True Crime Vol. XX: The Soap-Maker of Correggio

By: Victoria Chavez

Mugshot of Leonarda Cinanciulli

Born in 1894 in Montella, Italy, Leonarda Cianciull lived as an only child to parents, Serafina Marano and Mariano Cinanciull. At the age of twenty-three she married a registry clerk in 1917, but her marriage was against her family’s wishes. Her family hated their relationship so much that her own mother cursed Leonarda and her husband. Some believed that the curse affected Leonarda’s pregnancies since it was reported that she had seventeen: three were miscarriages, while ten of her children died at a very young age. The surviving four were heavily protected by Leonarda. Leonarda said the reason for the over protection was that a gypsy fortune-teller, who many years earlier, had predicted a terrible fate for her: “You will marry and have children, but all your children will die.” Later she got her palm read by another gypsy, who told her, “In your right hand I see prison, in your left a criminal asylum.”

In 1939, Leonarda’s eldest, and most favorable, son was joining the Army. During this time Italy was entering World War II which scared Leonarda because she feared her son would die. So she decided to do the only thing she believed would help: she had to make human sacrifices to save her son’s life. Leonarda, at this time, had three, lonely, middle-aged friends that were in desperate need to get away from their current lives. Each friend asked Leonarda for her help to fix their living situations. They would have never thought a simple call for help would be the most dangerous thing to ask from Leonarda.

Leonarda Cianciulli’s first victim was a local spinster woman named Faustina Setti. Inviting Faustina to her home under the guise of setting her up with a husband in 1939, Cianciulli instructed her to write letters to her family members, telling them that she would be visiting a man she met. But Leonarda drugged Faustina with spiked wine before murdering her with an ax. Leonarda also stole Faustina’s life savings that she had brought along.
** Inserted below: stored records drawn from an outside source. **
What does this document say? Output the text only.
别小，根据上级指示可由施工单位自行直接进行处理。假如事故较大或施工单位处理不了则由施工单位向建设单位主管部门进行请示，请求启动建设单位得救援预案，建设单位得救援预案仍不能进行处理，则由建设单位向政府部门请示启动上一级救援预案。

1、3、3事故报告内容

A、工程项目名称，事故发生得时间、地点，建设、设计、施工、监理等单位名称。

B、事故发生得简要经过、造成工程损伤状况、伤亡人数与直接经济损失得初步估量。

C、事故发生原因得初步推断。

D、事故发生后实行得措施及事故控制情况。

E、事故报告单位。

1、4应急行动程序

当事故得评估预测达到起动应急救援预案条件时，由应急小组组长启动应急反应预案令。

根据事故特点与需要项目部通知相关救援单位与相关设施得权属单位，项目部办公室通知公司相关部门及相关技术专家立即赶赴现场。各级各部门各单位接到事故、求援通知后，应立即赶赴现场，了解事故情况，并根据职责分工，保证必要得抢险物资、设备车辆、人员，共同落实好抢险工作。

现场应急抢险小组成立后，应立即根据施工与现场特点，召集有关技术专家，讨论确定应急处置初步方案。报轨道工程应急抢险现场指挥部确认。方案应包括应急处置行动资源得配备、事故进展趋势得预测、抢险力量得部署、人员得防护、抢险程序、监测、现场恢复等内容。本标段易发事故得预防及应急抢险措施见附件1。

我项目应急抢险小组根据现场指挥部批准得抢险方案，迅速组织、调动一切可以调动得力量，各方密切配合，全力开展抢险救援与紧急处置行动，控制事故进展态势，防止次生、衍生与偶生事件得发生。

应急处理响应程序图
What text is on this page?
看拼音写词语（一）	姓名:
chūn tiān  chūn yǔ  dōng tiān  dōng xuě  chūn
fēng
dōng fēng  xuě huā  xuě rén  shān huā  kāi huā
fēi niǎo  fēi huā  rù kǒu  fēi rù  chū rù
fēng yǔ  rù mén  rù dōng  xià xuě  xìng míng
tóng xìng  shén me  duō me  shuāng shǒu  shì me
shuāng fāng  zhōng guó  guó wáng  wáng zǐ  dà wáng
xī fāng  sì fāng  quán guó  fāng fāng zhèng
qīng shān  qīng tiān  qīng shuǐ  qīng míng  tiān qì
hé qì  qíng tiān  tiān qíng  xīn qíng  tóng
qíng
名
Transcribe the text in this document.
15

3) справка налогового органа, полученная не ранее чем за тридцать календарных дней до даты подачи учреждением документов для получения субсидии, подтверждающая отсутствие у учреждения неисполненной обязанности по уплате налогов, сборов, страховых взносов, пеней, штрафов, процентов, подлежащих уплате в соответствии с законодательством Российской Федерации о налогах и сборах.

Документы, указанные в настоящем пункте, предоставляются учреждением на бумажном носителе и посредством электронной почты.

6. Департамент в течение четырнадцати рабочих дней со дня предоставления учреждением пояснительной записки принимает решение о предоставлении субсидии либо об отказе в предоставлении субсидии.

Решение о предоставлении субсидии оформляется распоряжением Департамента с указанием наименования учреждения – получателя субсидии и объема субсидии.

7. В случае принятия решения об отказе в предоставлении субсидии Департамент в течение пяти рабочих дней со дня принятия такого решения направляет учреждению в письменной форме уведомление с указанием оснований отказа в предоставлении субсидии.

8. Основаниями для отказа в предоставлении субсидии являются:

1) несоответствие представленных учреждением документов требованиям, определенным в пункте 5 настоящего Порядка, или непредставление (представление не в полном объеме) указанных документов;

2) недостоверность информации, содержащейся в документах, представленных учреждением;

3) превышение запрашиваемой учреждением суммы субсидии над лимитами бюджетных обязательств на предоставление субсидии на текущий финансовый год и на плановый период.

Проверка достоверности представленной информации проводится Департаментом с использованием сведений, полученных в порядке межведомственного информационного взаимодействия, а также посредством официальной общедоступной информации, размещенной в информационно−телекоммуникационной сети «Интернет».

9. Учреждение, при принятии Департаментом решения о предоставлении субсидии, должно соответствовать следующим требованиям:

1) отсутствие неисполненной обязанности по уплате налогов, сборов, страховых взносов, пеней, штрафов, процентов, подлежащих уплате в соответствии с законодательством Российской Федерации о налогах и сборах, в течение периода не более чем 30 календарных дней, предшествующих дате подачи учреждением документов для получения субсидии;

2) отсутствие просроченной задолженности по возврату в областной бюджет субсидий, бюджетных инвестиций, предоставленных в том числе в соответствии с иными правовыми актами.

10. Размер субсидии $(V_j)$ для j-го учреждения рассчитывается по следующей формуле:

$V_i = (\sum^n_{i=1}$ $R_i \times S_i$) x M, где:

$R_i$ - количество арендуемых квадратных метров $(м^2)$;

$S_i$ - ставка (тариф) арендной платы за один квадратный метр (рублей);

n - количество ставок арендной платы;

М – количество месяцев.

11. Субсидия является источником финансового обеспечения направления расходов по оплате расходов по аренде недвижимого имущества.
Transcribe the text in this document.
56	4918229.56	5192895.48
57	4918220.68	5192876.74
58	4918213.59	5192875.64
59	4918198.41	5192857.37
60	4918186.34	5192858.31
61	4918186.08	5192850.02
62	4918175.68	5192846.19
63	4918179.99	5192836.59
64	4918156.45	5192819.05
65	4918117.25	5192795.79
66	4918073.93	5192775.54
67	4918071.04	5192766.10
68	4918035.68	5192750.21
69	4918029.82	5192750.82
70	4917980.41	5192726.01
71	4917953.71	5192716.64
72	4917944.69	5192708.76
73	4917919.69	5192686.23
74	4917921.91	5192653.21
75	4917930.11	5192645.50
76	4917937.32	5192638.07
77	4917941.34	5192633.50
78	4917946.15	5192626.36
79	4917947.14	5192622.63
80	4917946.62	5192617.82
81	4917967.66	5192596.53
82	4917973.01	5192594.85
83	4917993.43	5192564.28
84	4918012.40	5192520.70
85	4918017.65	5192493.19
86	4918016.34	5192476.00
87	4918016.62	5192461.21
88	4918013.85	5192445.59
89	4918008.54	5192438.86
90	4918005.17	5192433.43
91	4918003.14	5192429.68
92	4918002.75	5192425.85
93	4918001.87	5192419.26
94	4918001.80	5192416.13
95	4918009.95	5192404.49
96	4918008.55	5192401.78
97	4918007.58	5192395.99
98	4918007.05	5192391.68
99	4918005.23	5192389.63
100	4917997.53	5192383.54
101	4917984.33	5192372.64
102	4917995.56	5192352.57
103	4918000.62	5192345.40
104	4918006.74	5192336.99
She then cut Setti into nine pieces, drained all the blood, boiled her body, made it into a mush black mixture and poured the continents into a septic tank.  She then took the blood and made it into “crunchy tea cakes”, which she fed to visitors, her son, as well as herself. 

Leonarda’s third victim, Francesca Soavi was invited into her home on Sept. 5, 1940. Just like her first murder, Leonarda convinced Francesca that she had organized a teaching job for her up north of Italy and made her write letters to her friends detailing her trip. Leonarda followed her M.O. and drugged Francesca’s wine, killed her with an ax, baked her into teacakes, and stole her money.

Her last and final victim was a woman named Virginia Cacioppo. Virginia was a noted soprano who once sang at the famed La Scala opera house in Milan. Leonarda had promised her a job working with an impresario in Florence, which prompted Virginia to pay her a visit on Sept. 30, 1940. As with her previous two victims, Leonarda fed Virginia spiked wine and killed her with an ax. This time, however, she melted her flesh, made soap with it, and gave away her human tea cakes and human bars of soap to the unsuspecting neighbours. 

Although Leonarda Cianciulli thought she had committed the perfect murders, she could not have been more wrong. Her first two victims who had few concerned relatives, Virginia had a very worried sister-in-law. She didn’t believe Virginia’s letters detailing her quick departure, and had, in fact, seen her entering Leonarda’s home the night she had “left.” Almost immediately, she reported her sister’s disappearance to the Reggio Emilia police, who quickly investigated Leonarda.

At first, Leonarda Cianciulli defended herself. It was only when the police shifted the blame toward her beloved son Giuseppe that she finally broke down and admitted to everything. Leonarda’s trial lasted only a few days. She was found guilty of her crimes and granted a 33-year sentence that echoed the Romani woman’s prophecy with eerie accuracy: 30 years in a prison and three years in a criminal asylum.

On Oct. 15, 1970, Leonarda Cianciulli died of cerebral apoplexy, a type of hemorrhage, while she was still in the asylum. She was 79 years old.